X
Tech

Toshiba to buy Fujitsu's storage business, challenge Hitachi

Toshiba, Japan's biggest chipmaker, will buy Fujitsu's unprofitable computer-storage drive business to help narrow its gap with industry leader Seagate Technology in the $32.6 billion market, Bloomberg reports.
Written by Andrew Nusca, Contributor

Toshiba, Japan's biggest chipmaker, will buy Fujitsu's unprofitable computer-storage drive business to help narrow its gap with industry leader Seagate Technology in the $32.6 billion market, Bloomberg reports.

Toshiba aims to buy 80 percent of the business by the quarter ending June 30 and eventually acquire full ownership, the company said today.

The companies said they have yet to agree on a price, estimated by Deutsche Bank Group AG to be "hundreds of billions of yen."

The combination would almost double Toshiba's market share in hard-disk drives to about 16 percent, rivaling Hitachi's rank as the industry's third-largest producer. The sale allows Fujitsu to shed a business that's been unprofitable since 2007 to focus on providing computer services.

"The acquisition will help Toshiba secure the market share necessary to survive continuing consolidation in the crowded disk-drive market," said Yuichi Ishida, an analyst at Mizuho Investors Securities Co. in Tokyo.

Toshiba fell 3.9 percent to close at 248 yen on the Tokyo Stock Exchange before the announcement, extending the stock’s drop this year to 32 percent. Fujitsu slipped 0.6 percent to 362 yen as the Nikkei 225 Stock Average declined 1.4 percent.

Revenue at the hard-disk drive business will rise to about 600 billion yen ($6.5 billion) in the year ending March 2013, Toshiba said, without giving comparative figures. Toshiba, the industry's fourth-ranked producer, said the Fujitsu business will help raise its market share to 20 percent by 2015.

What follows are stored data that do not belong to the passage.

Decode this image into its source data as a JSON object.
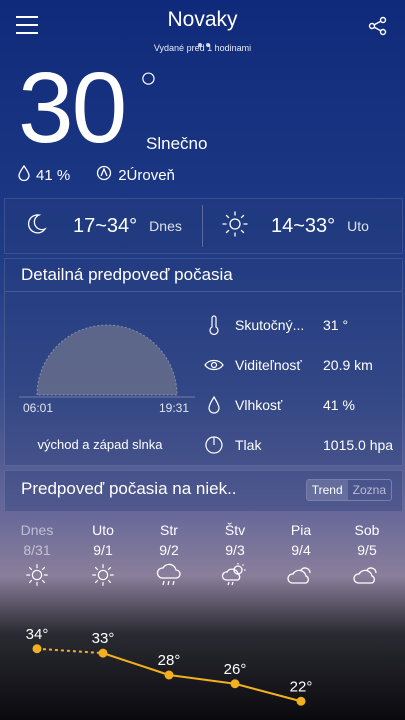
{
  "header": {
    "city": "Novaky",
    "updated": "Vydané pred 1 hodinami"
  },
  "current": {
    "temp": "30",
    "condition": "Slnečno",
    "humidity": "41 %",
    "level": "2Úroveň"
  },
  "today_range": {
    "range": "17~34°",
    "day": "Dnes"
  },
  "tomorrow_range": {
    "range": "14~33°",
    "day": "Uto"
  },
  "detail": {
    "title": "Detailná predpoveď počasia",
    "sunrise": "06:01",
    "sunset": "19:31",
    "sun_label": "východ a západ slnka",
    "rows": [
      {
        "label": "Skutočný...",
        "value": "31 °",
        "icon": "thermometer-icon"
      },
      {
        "label": "Viditeľnosť",
        "value": "20.9 km",
        "icon": "eye-icon"
      },
      {
        "label": "Vlhkosť",
        "value": "41 %",
        "icon": "drop-icon"
      },
      {
        "label": "Tlak",
        "value": "1015.0 hpa",
        "icon": "gauge-icon"
      }
    ]
  },
  "forecast": {
    "title": "Predpoveď počasia na niek..",
    "toggle_on": "Trend",
    "toggle_off": "Zozna",
    "days": [
      {
        "name": "Dnes",
        "date": "8/31",
        "icon": "sun-icon"
      },
      {
        "name": "Uto",
        "date": "9/1",
        "icon": "sun-icon"
      },
      {
        "name": "Str",
        "date": "9/2",
        "icon": "rain-cloud-icon"
      },
      {
        "name": "Štv",
        "date": "9/3",
        "icon": "partly-cloudy-rain-icon"
      },
      {
        "name": "Pia",
        "date": "9/4",
        "icon": "partly-cloudy-icon"
      },
      {
        "name": "Sob",
        "date": "9/5",
        "icon": "partly-cloudy-icon"
      }
    ],
    "highs": [
      "34°",
      "33°",
      "28°",
      "26°",
      "22°"
    ]
  },
  "chart_data": {
    "type": "line",
    "x": [
      "Dnes",
      "Uto",
      "Str",
      "Štv",
      "Pia"
    ],
    "series": [
      {
        "values": [
          34,
          33,
          28,
          26,
          22
        ]
      }
    ]
  },
  "colors": {
    "trend_line": "#f2b01e"
  }
}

Toshiba had 8.7 percent of the hard-drive market by unit shipments in 2008, compared with 7.3 percent for Fujitsu and 17 percent for Hitachi, according to Tokyo-based Techno Systems Research Co. Seagate led the industry with a 31.8 percent market share, followed by Western Digital's 26.9 percent, according to the research firm.

Hard-drive revenue worldwide will probably fall 19 percent to $26.3 billion this year as competition drives down prices and the global recession leads to a drop in shipments, according a JPMorgan Chase & Co. report today. Industry sales are forecast to resume growing next year, according to the report.